Friday 24 October 2014

The Last Island Fight in Iceland

Drawing by Jack Powning
I just finished reading The Saga of Gunnlaug Wormtongue. Like most Icelandic sagas, this short piece was difficult and often dull, even in translation, containing as much genealogy as narrative. Still, I like to read the old sagas every now and again, because I often find little nuggets of interest. This saga claims to have an account of the last island fight in Iceland.

'Island Fights' were a part of the early Viking law-code. Essentially, it was a one-on-one duel, taking place on a small island. They could be to the death, or to first blood with the loser being ransomed. Generally, such fights were a last resort.

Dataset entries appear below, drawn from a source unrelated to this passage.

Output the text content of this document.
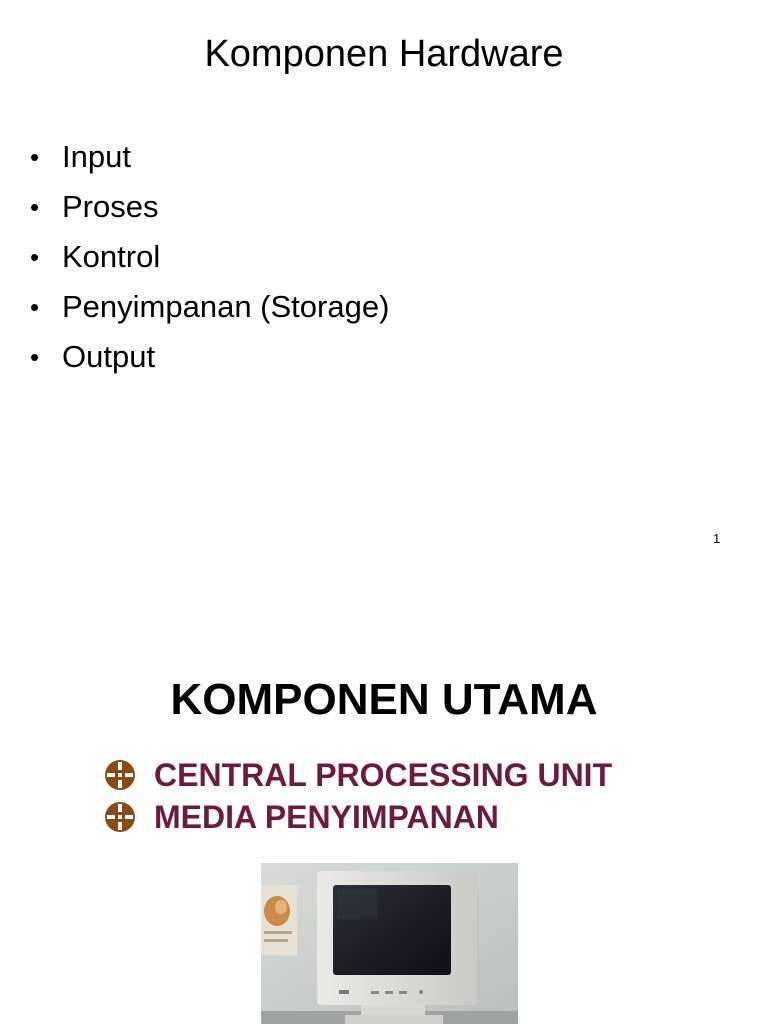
Komponen Hardware
• Input
• Proses
• Kontrol
• Penyimpanan (Storage)
• Output
1
KOMPONEN UTAMA
CENTRAL PROCESSING UNIT
MEDIA PENYIMPANAN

Near the end of The Saga of Gunnlaug Wormtongue, the eponymous 'hero' challenges his rival Hrafn to an island fight, as Hrafn married the woman that he loved. Since Gunnlaug is the challenger, Hrafn got to strike the first blow (that'll make you think about it before you challenge someone). As it happened, Hrafn struck such a heavy blow on Gunnlaug's shield that it snapped off the blade of his sword, the broken shard nicking Gunnlaug on the cheek. Immediately, both men claimed victory. Gunnlaug argued that his opponent was disarmed. Hrafn countered that Gunnlaug was wounded. The other men who had come to view the duel decided that the whole thing should be called off, and, soon thereafter, island fights were outlawed in Iceland.

Of course that didn't end the feud. A few years later, the two met again in Norway, where such duels were still legal. This time, Gunnlaug killed Hrafn, but was himself mortally wounded.